December 17, 2019 / 6:51 PM / a month ago

Exclusive: Romania's pension system needs complete overhaul - Finance Minister

BUCHAREST (Reuters) - Romania’s state pension system needs a complete overhaul focused on contributions and private funds to become sustainable, Finance Minister Florin Citu said in an interview with Reuters on Tuesday.

FILE PHOTO: Romania's Minister of Finance Florin Citu attends a government meeting in Bucharest, Romania, December 13, 2019. Inquam Photos/Octav Ganea via REUTERS

The European Union state overhauled its communist-era pension system in 2008, making it mandatory for all working Romanians under 35 to contribute to private pension schemes as well as their state pension.

The liberal government is grappling with a massive 40% increase in state pensions from September 2020, introduced by its center-left predecessor, that will bust EU budget limits and risk credit downgrades by ratings agencies.

The pension increase is also likely to leave the country vulnerable in the coming years as birth rates boomed after a communist-era abortion ban in 1966 - meaning the number of pensioners is set to rocket soon after 2030.

“Our vision is for an entirely new pension system, not just a new bill,” Citu said. “I hope it is not too late because any restructuring needs several decades to become effective, and 2030 is just around the corner.”

Romania’s seven private pension funds now manage assets worth just under 13 billion euros and are the largest institutional investors on the bourse.

The previous Social Democrat government, which collapsed in a no-confidence vote in October, had focused on raising current state pensions.

Earlier this year, it capped contributions to private pension funds at 3.75%, lowered management fees and raised social capital requirements to prohibitive levels.

Citu’s government, which came to power in November, will undo those requirements via emergency decree later this week, and he said he would propose raising contributions to 5% in 2021 and 6% in 2022.

“Contributions will remain unchanged only next year, given the current financial situation,” he said. “We want a system ... that is based on contributions, one that gives greater importance to the privately managed side, which provides yields.”

Next year’s 40% hike in pension payouts has prompted rating agency Standard & Poor’s put Romania on negative watch.

Facing an election next year, the centrist government has said it will enforce existing legislation, but that it will pare state spending and boost tax collection to stop deficits ballooning.

Romania’s government expects the deficit to fall to 3.6% of gross domestic product next year and 3.3% in 2021 from an estimated 4.4% this year, but remain above the EU’s 3% limit until 2022.

The European Commission has estimated Romania’s deficit will hit 6.1% of GDP in 2021, if no additional measures are taken.

“The estimates are from before this government came in.
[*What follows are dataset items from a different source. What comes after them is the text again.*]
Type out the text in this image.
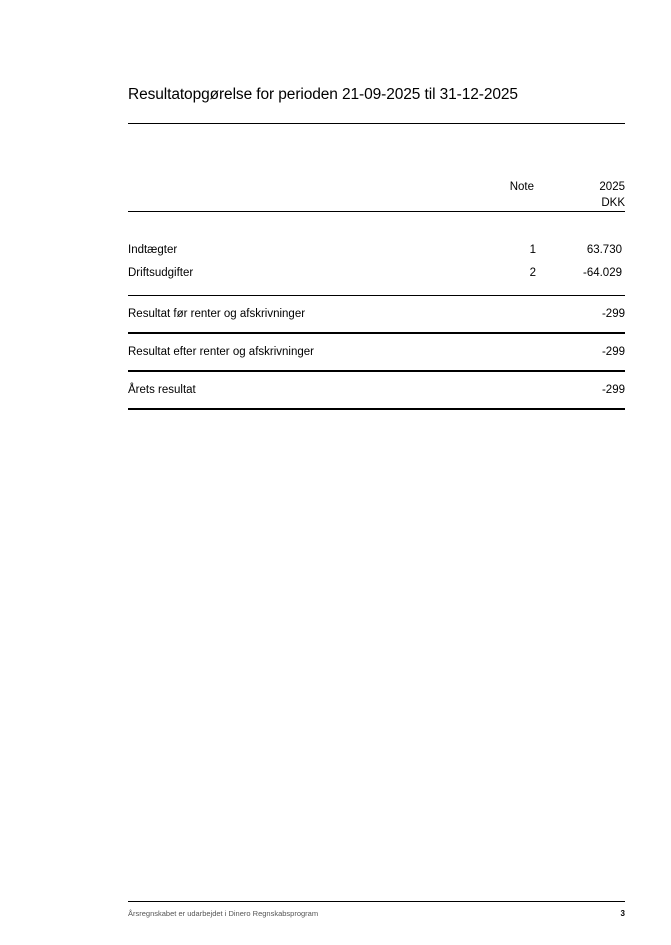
Resultatopgørelse for perioden 21-09-2025 til 31-12-2025
Note	2025
DKK
Indtægter	1	63.730
Driftsudgifter	2	-64.029
Resultat før renter og afskrivninger	-299
Resultat efter renter og afskrivninger	-299
Årets resultat	-299
Årsregnskabet er udarbejdet i Dinero Regnskabsprogram	3
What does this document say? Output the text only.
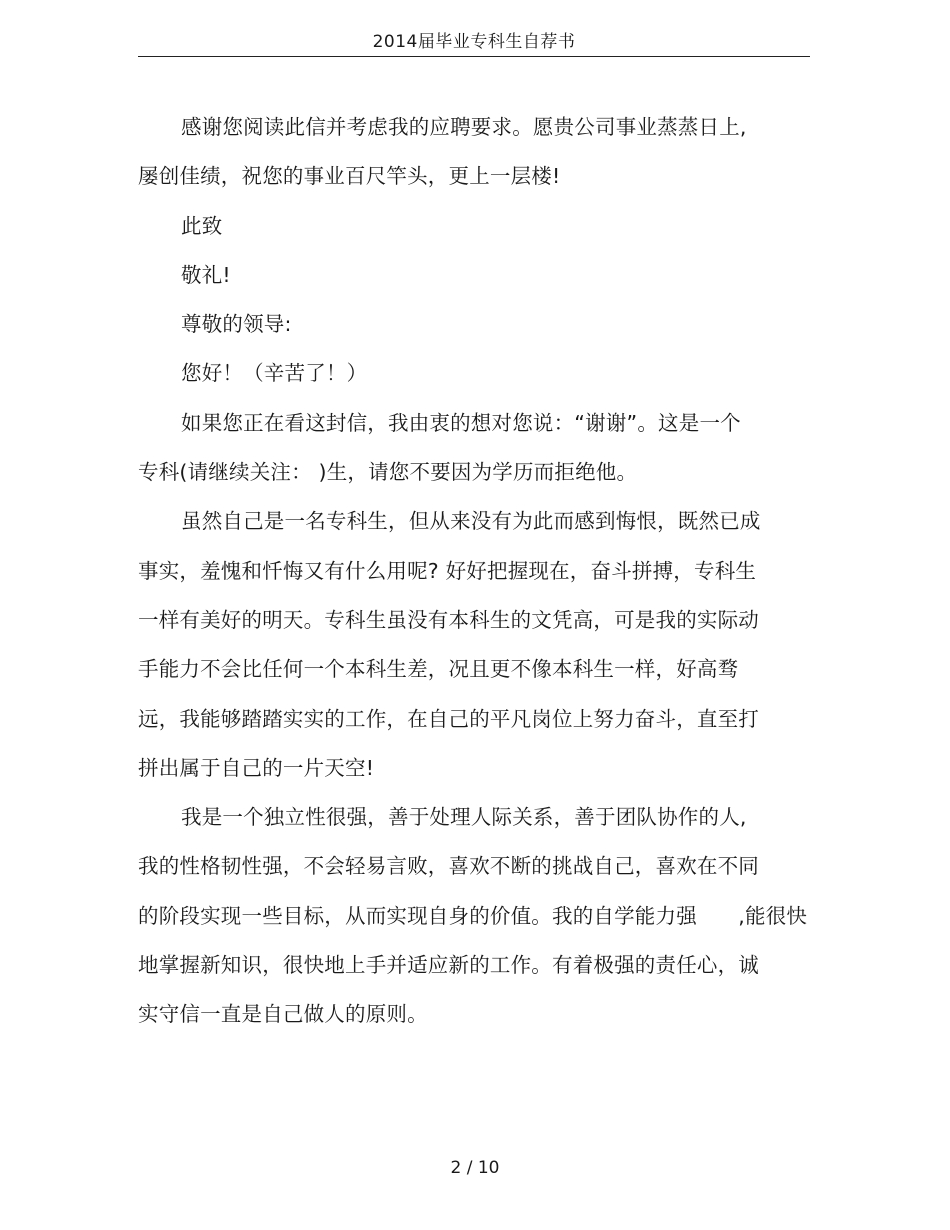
2014届毕业专科生自荐书
感谢您阅读此信并考虑我的应聘要求。愿贵公司事业蒸蒸日上,
屡创佳绩，祝您的事业百尺竿头，更上一层楼!
此致
敬礼!
尊敬的领导:
您好！（辛苦了！）
如果您正在看这封信，我由衷的想对您说：“谢谢”。这是一个
专科(请继续关注： )生，请您不要因为学历而拒绝他。
虽然自己是一名专科生，但从来没有为此而感到悔恨，既然已成
事实，羞愧和忏悔又有什么用呢? 好好把握现在，奋斗拼搏，专科生
一样有美好的明天。专科生虽没有本科生的文凭高，可是我的实际动
手能力不会比任何一个本科生差，况且更不像本科生一样，好高骛
远，我能够踏踏实实的工作，在自己的平凡岗位上努力奋斗，直至打
拼出属于自己的一片天空!
我是一个独立性很强，善于处理人际关系，善于团队协作的人,
我的性格韧性强，不会轻易言败，喜欢不断的挑战自己，喜欢在不同
的阶段实现一些目标，从而实现自身的价值。我的自学能力强　　,能很快
地掌握新知识，很快地上手并适应新的工作。有着极强的责任心，诚
实守信一直是自己做人的原则。
2 / 10
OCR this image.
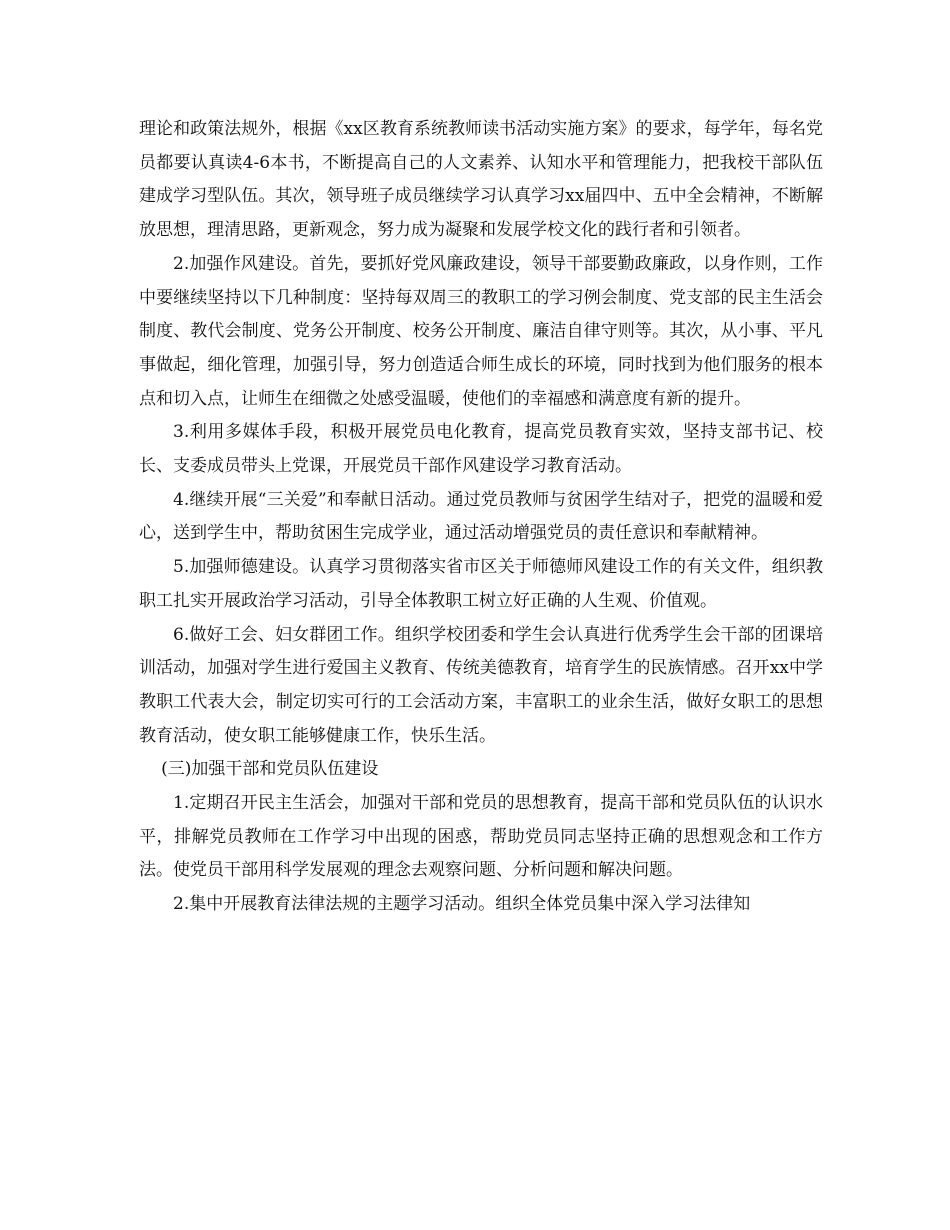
理论和政策法规外，根据《xx区教育系统教师读书活动实施方案》的要求，每学年，每名党员都要认真读4-6本书，不断提高自己的人文素养、认知水平和管理能力，把我校干部队伍建成学习型队伍。其次，领导班子成员继续学习认真学习xx届四中、五中全会精神，不断解放思想，理清思路，更新观念，努力成为凝聚和发展学校文化的践行者和引领者。

2.加强作风建设。首先，要抓好党风廉政建设，领导干部要勤政廉政，以身作则，工作中要继续坚持以下几种制度：坚持每双周三的教职工的学习例会制度、党支部的民主生活会制度、教代会制度、党务公开制度、校务公开制度、廉洁自律守则等。其次，从小事、平凡事做起，细化管理，加强引导，努力创造适合师生成长的环境，同时找到为他们服务的根本点和切入点，让师生在细微之处感受温暖，使他们的幸福感和满意度有新的提升。

3.利用多媒体手段，积极开展党员电化教育，提高党员教育实效，坚持支部书记、校长、支委成员带头上党课，开展党员干部作风建设学习教育活动。

4.继续开展“三关爱”和奉献日活动。通过党员教师与贫困学生结对子，把党的温暖和爱心，送到学生中，帮助贫困生完成学业，通过活动增强党员的责任意识和奉献精神。

5.加强师德建设。认真学习贯彻落实省市区关于师德师风建设工作的有关文件，组织教职工扎实开展政治学习活动，引导全体教职工树立好正确的人生观、价值观。

6.做好工会、妇女群团工作。组织学校团委和学生会认真进行优秀学生会干部的团课培训活动，加强对学生进行爱国主义教育、传统美德教育，培育学生的民族情感。召开xx中学教职工代表大会，制定切实可行的工会活动方案，丰富职工的业余生活，做好女职工的思想教育活动，使女职工能够健康工作，快乐生活。

(三)加强干部和党员队伍建设

1.定期召开民主生活会，加强对干部和党员的思想教育，提高干部和党员队伍的认识水平，排解党员教师在工作学习中出现的困惑，帮助党员同志坚持正确的思想观念和工作方法。使党员干部用科学发展观的理念去观察问题、分析问题和解决问题。

2.集中开展教育法律法规的主题学习活动。组织全体党员集中深入学习法律知
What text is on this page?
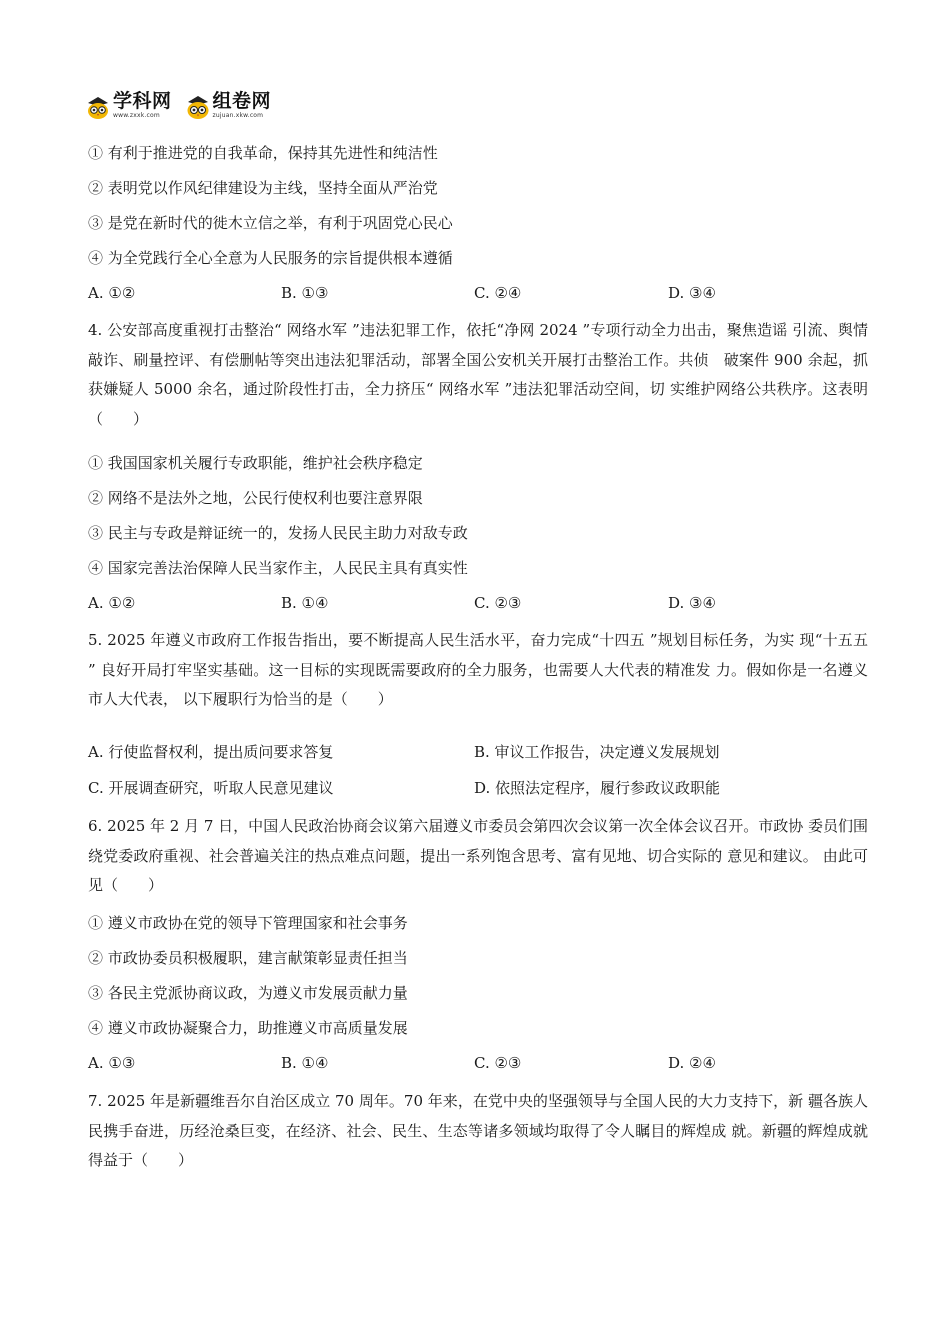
学科网
www.zxxk.com
组卷网
zujuan.xkw.com
① 有利于推进党的自我革命，保持其先进性和纯洁性
② 表明党以作风纪律建设为主线，坚持全面从严治党
③ 是党在新时代的徙木立信之举，有利于巩固党心民心
④ 为全党践行全心全意为人民服务的宗旨提供根本遵循
A. ①②	B. ①③	C. ②④	D. ③④
4. 公安部高度重视打击整治“ 网络水军 ”违法犯罪工作，依托“净网 2024 ”专项行动全力出击，聚焦造谣 引流、舆情敲诈、刷量控评、有偿删帖等突出违法犯罪活动，部署全国公安机关开展打击整治工作。共侦　破案件 900 余起，抓获嫌疑人 5000 余名，通过阶段性打击，全力挤压“ 网络水军 ”违法犯罪活动空间，切 实维护网络公共秩序。这表明（　　）
① 我国国家机关履行专政职能，维护社会秩序稳定
② 网络不是法外之地，公民行使权利也要注意界限
③ 民主与专政是辩证统一的，发扬人民民主助力对敌专政
④ 国家完善法治保障人民当家作主，人民民主具有真实性
A. ①②	B. ①④	C. ②③	D. ③④
5. 2025 年遵义市政府工作报告指出，要不断提高人民生活水平，奋力完成“十四五 ”规划目标任务，为实 现“十五五 ” 良好开局打牢坚实基础。这一目标的实现既需要政府的全力服务，也需要人大代表的精准发 力。假如你是一名遵义市人大代表， 以下履职行为恰当的是（　　）
A. 行使监督权利，提出质问要求答复	B. 审议工作报告，决定遵义发展规划
C. 开展调查研究，听取人民意见建议	D. 依照法定程序，履行参政议政职能
6. 2025 年 2 月 7 日，中国人民政治协商会议第六届遵义市委员会第四次会议第一次全体会议召开。市政协 委员们围绕党委政府重视、社会普遍关注的热点难点问题，提出一系列饱含思考、富有见地、切合实际的 意见和建议。 由此可见（　　）
① 遵义市政协在党的领导下管理国家和社会事务
② 市政协委员积极履职，建言献策彰显责任担当
③ 各民主党派协商议政，为遵义市发展贡献力量
④ 遵义市政协凝聚合力，助推遵义市高质量发展
A. ①③	B. ①④	C. ②③	D. ②④
7. 2025 年是新疆维吾尔自治区成立 70 周年。70 年来，在党中央的坚强领导与全国人民的大力支持下，新 疆各族人民携手奋进，历经沧桑巨变，在经济、社会、民生、生态等诸多领域均取得了令人瞩目的辉煌成 就。新疆的辉煌成就得益于（　　）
I will attempt to assure the European Commission and financial markets that ... the path we are on is that of fiscal consolidation,” Citu said, adding the switch from a pro-cyclical stance would not be abrupt so as to not choke economic growth.

“I want to show them that whatever is above the 3% limit will go towards public investment.”

He also said he would propose that the government postpone by one year via emergency decree any additional spending-friendly changes made by lawmakers.

Citu said the country’s gross financing needs for next year would be lower than this year’s estimated 90 billion lei ($21 billion). The ministry’s foreign issuance target will start from 5 billion euros ($5.51 billion), the same amount it sold this year.

To start, debt managers plan to tap foreign markets for more than 2 billion euros in early 2020, he said.